I was always influenced by music, and in the club days I was in two bands. One was Feedback, and the next one was The Burning. Feedback never wen't far, but The Burning played clubs down the city of Philadelphia, and a few contests, one in kimberton fair, and one in pottgrove high school. This band also made it into a real studio, after they produced two three track demos in a guys apartment, on an eight track- reel to reel. During this time I lost a little interest in drawing, cause being a musician was kind of overwhelming. I used to be the singer. The band broke up, and I was left feeling a little hopeless, cause I worked really hard on the band. The guitarist left, without giving reason, and that kind of stunned me to the point I would never really want to be in a band, unless there we're people playing behind me.

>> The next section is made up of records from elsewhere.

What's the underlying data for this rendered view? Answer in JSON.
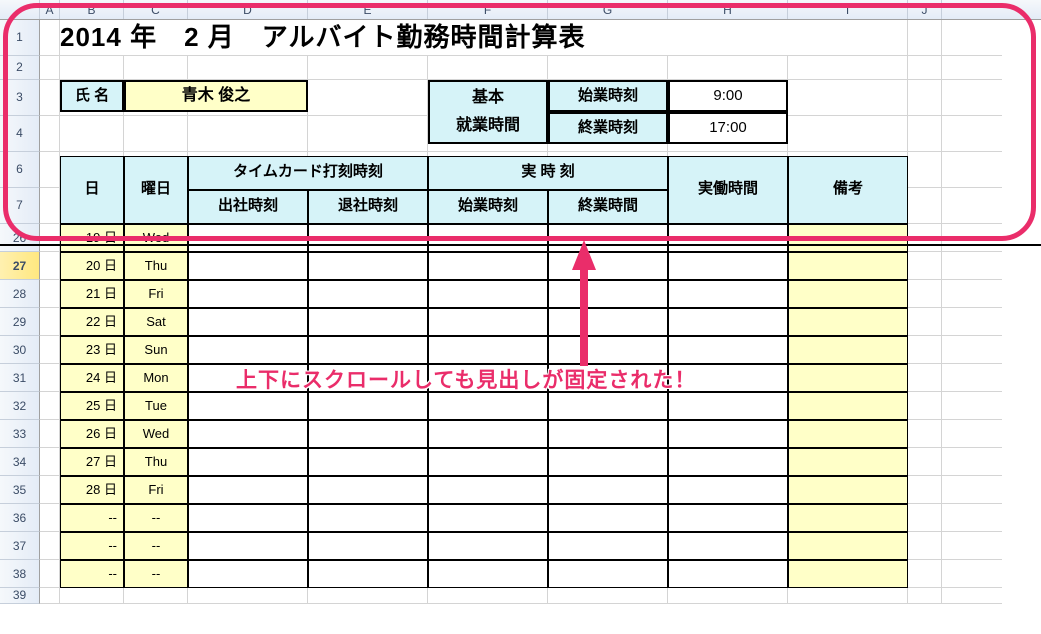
{
  "columns": [
    "",
    "A",
    "B",
    "C",
    "D",
    "E",
    "F",
    "G",
    "H",
    "I",
    "J"
  ],
  "row_nums_top": [
    "1",
    "2",
    "3",
    "4",
    "6",
    "7"
  ],
  "row_nums_bottom": [
    "26",
    "27",
    "28",
    "29",
    "30",
    "31",
    "32",
    "33",
    "34",
    "35",
    "36",
    "37",
    "38",
    "39"
  ],
  "selected_row": "27",
  "title": "2014 年　2 月　アルバイト勤務時間計算表",
  "name_label": "氏 名",
  "name_value": "青木 俊之",
  "base_label_1": "基本",
  "base_label_2": "就業時間",
  "start_label": "始業時刻",
  "end_label": "終業時刻",
  "start_time": "9:00",
  "end_time": "17:00",
  "headers": {
    "day": "日",
    "weekday": "曜日",
    "timecard_group": "タイムカード打刻時刻",
    "timecard_in": "出社時刻",
    "timecard_out": "退社時刻",
    "actual_group": "実 時 刻",
    "actual_start": "始業時刻",
    "actual_end": "終業時間",
    "work_hours": "実働時間",
    "remarks": "備考"
  },
  "rows": [
    {
      "day": "19 日",
      "wd": "Wed"
    },
    {
      "day": "20 日",
      "wd": "Thu"
    },
    {
      "day": "21 日",
      "wd": "Fri"
    },
    {
      "day": "22 日",
      "wd": "Sat"
    },
    {
      "day": "23 日",
      "wd": "Sun"
    },
    {
      "day": "24 日",
      "wd": "Mon"
    },
    {
      "day": "25 日",
      "wd": "Tue"
    },
    {
      "day": "26 日",
      "wd": "Wed"
    },
    {
      "day": "27 日",
      "wd": "Thu"
    },
    {
      "day": "28 日",
      "wd": "Fri"
    },
    {
      "day": "--",
      "wd": "--"
    },
    {
      "day": "--",
      "wd": "--"
    },
    {
      "day": "--",
      "wd": "--"
    }
  ],
  "annotation": "上下にスクロールしても見出しが固定された！"
}
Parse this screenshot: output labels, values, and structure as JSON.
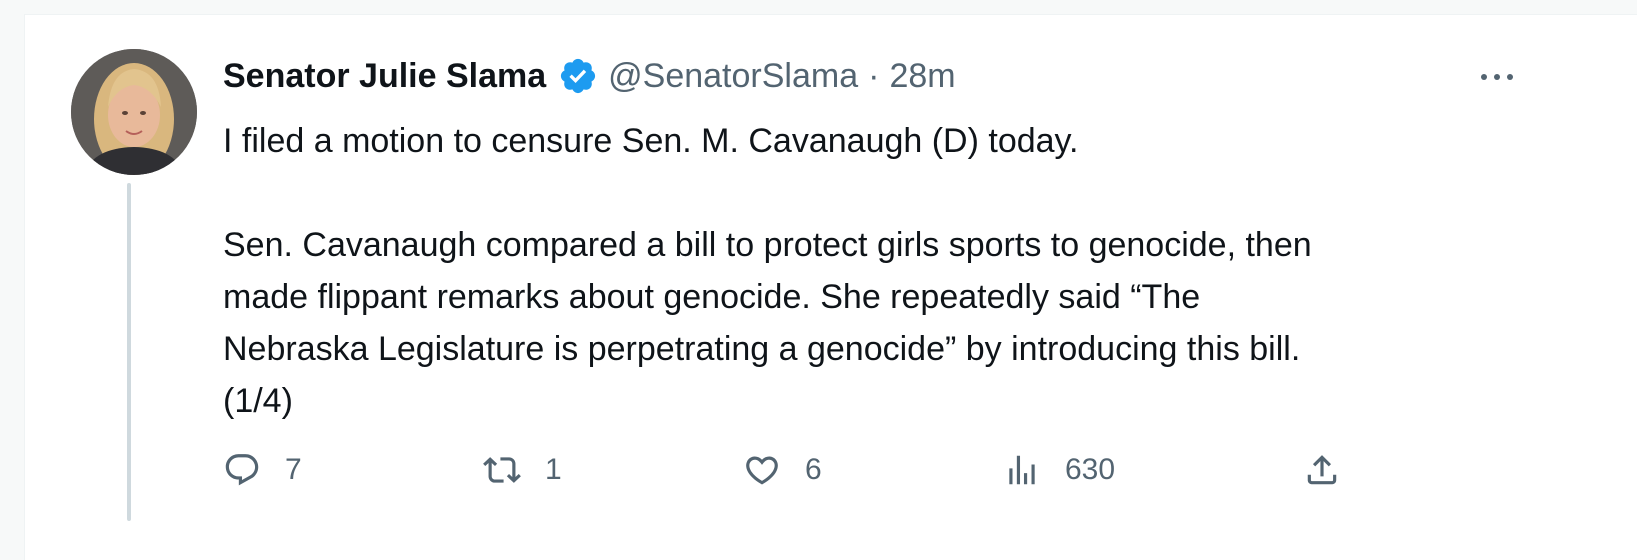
{
  "tweet": {
    "display_name": "Senator Julie Slama",
    "verified": true,
    "handle": "@SenatorSlama",
    "separator": "·",
    "time": "28m",
    "text": "I filed a motion to censure Sen. M. Cavanaugh (D) today.\n\nSen. Cavanaugh compared a bill to protect girls sports to genocide, then\nmade flippant remarks about genocide. She repeatedly said “The\nNebraska Legislature is perpetrating a genocide” by introducing this bill.\n(1/4)"
  },
  "actions": {
    "replies": "7",
    "retweets": "1",
    "likes": "6",
    "views": "630"
  },
  "icons": {
    "avatar": "profile-photo",
    "verified": "verified-badge-icon",
    "more": "more-horizontal-icon",
    "reply": "reply-icon",
    "retweet": "retweet-icon",
    "like": "heart-icon",
    "views": "analytics-icon",
    "share": "share-icon"
  },
  "colors": {
    "verified_blue": "#1d9bf0",
    "text_primary": "#0f1419",
    "text_secondary": "#536471",
    "thread_line": "#cfd9de"
  }
}
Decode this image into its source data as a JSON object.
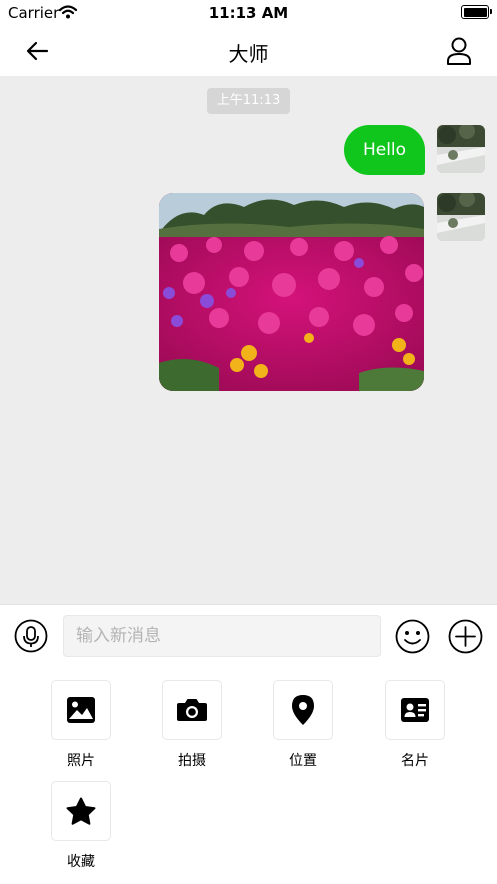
{
  "status_bar": {
    "carrier": "Carrier",
    "time": "11:13 AM"
  },
  "nav": {
    "title": "大师",
    "back_icon": "arrow-left-icon",
    "profile_icon": "user-icon"
  },
  "chat": {
    "timestamp": "上午11:13",
    "messages": [
      {
        "type": "text",
        "sender": "self",
        "text": "Hello",
        "bubble_color": "#10c61d"
      },
      {
        "type": "image",
        "sender": "self",
        "description_icon": "photo-flowers"
      }
    ]
  },
  "input_bar": {
    "placeholder": "输入新消息",
    "voice_icon": "microphone-icon",
    "emoji_icon": "smiley-icon",
    "plus_icon": "plus-circle-icon"
  },
  "tools": [
    {
      "label": "照片",
      "icon": "image-icon"
    },
    {
      "label": "拍摄",
      "icon": "camera-icon"
    },
    {
      "label": "位置",
      "icon": "location-pin-icon"
    },
    {
      "label": "名片",
      "icon": "contact-card-icon"
    },
    {
      "label": "收藏",
      "icon": "star-icon"
    }
  ],
  "colors": {
    "accent": "#10c61d",
    "chat_bg": "#ededed",
    "timestamp_bg": "#d6d6d6"
  }
}
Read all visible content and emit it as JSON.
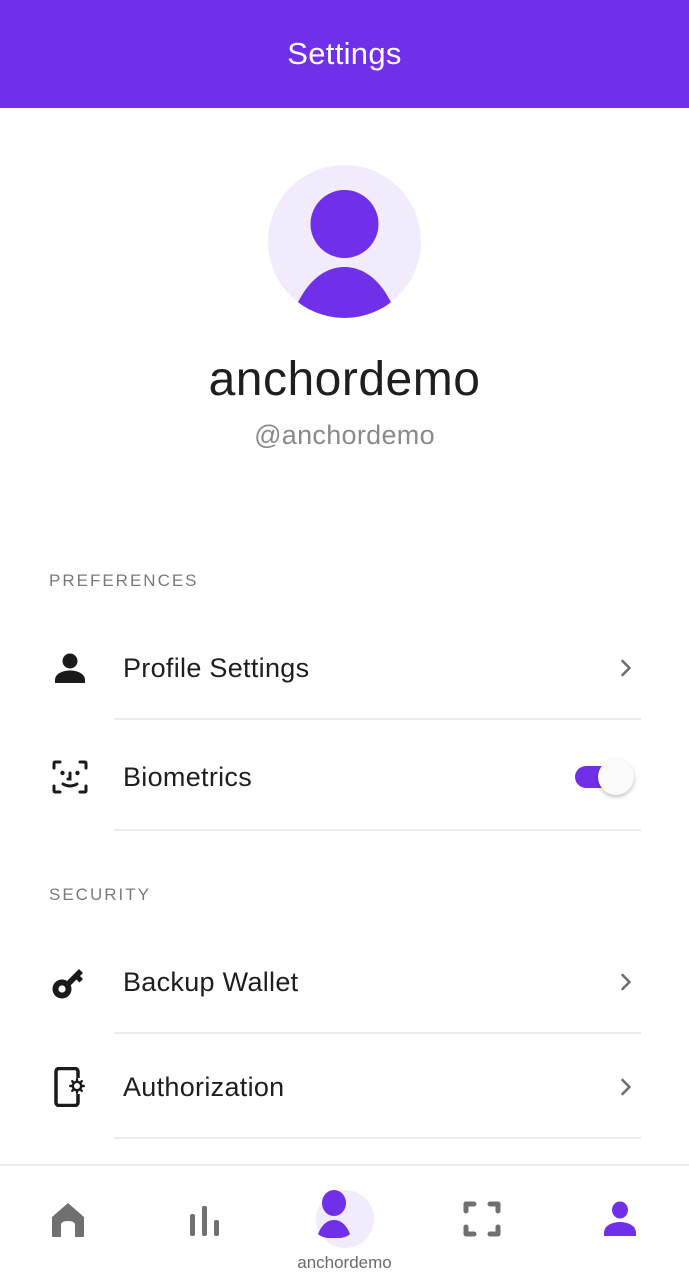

After this experience I picked up the guitar, and practiced, while I was going to "The University of the Arts"(from 1995-1998). The only reason I wen't there was because "Tyler", a branch of "Temple University", denied my application. I found an application for U of A, in the back seat of some girl's car. I asked her if I could have it, and I applied, and I was accepted. Looking back, I think I was not like normal kids, and I didn't fit in with the other student body. I wasn't really accepted. I am lucky I made it through with dean's list.

During college time I was living with a friend in a house she rented in Northern Liberties. This is in Center City, Philadelphia. I left all my friends behind, and started to take my college life seriously, especially since it was so expensive. I had fun, but kept mostly to myself. While people we're partying on Spring Break, I spent 8 hours a day for five days a week, doing some project. I did wow people when I brought it in. This was the work ethic I had. I rarely drank during this time though, but experimented with marijuana from time to time. I was kind of reclusive, only going to coffee shops to draw, drink coffee, and play new songs I learned at open mics. This was very exciting for me to be on my own, doing the things that pleased me. It came crashing down after I got kicked out of the house I had been staying for the year.

When I came home I commuted to school in my pickup truck, and wen't to the new starbucks that openned around where I lived with my parents. I started to meet local people, which I had no interest in before. There I drew more pictures than I ever did in the University. When I was in school I did children's book illustrations, but when I got out of there it evolved into a comic book style. From there on in it was comics, and cartoons. I started to submit work to a monthly periodical called "The Philadelphia Funny Papers". I took it seriously, and worked hard to submit quality work. They did publish a lot of my favorites, so I am not complaining. The paper stopped running, I think in 2001. During the paper, I was developing a character called "Trixie, the Schizophrenic Girl". I wanted the paper to be dark, tread on obscure subjects, or just dig up reality. And I did do that, only now the subject matter makes me think, where am I going with all of this. Everything I draw now is dark, and I feel a little alienated with my body of work. Maybe I am straying from the positive path. Maybe I should get back to where I belong, which hopefully is the light.

I printed up some copies of Trixie, the Schizophrenic Girl, and gave them out to some locals in the town of Pheonixville, Pa. I kind of felt guilty about the subject matter, and asked people what they thought of it. People thought it was dark, but some said it still had a positive message. I hope the comic evolves into a more brighter format, cause I don't want to go down with the ship.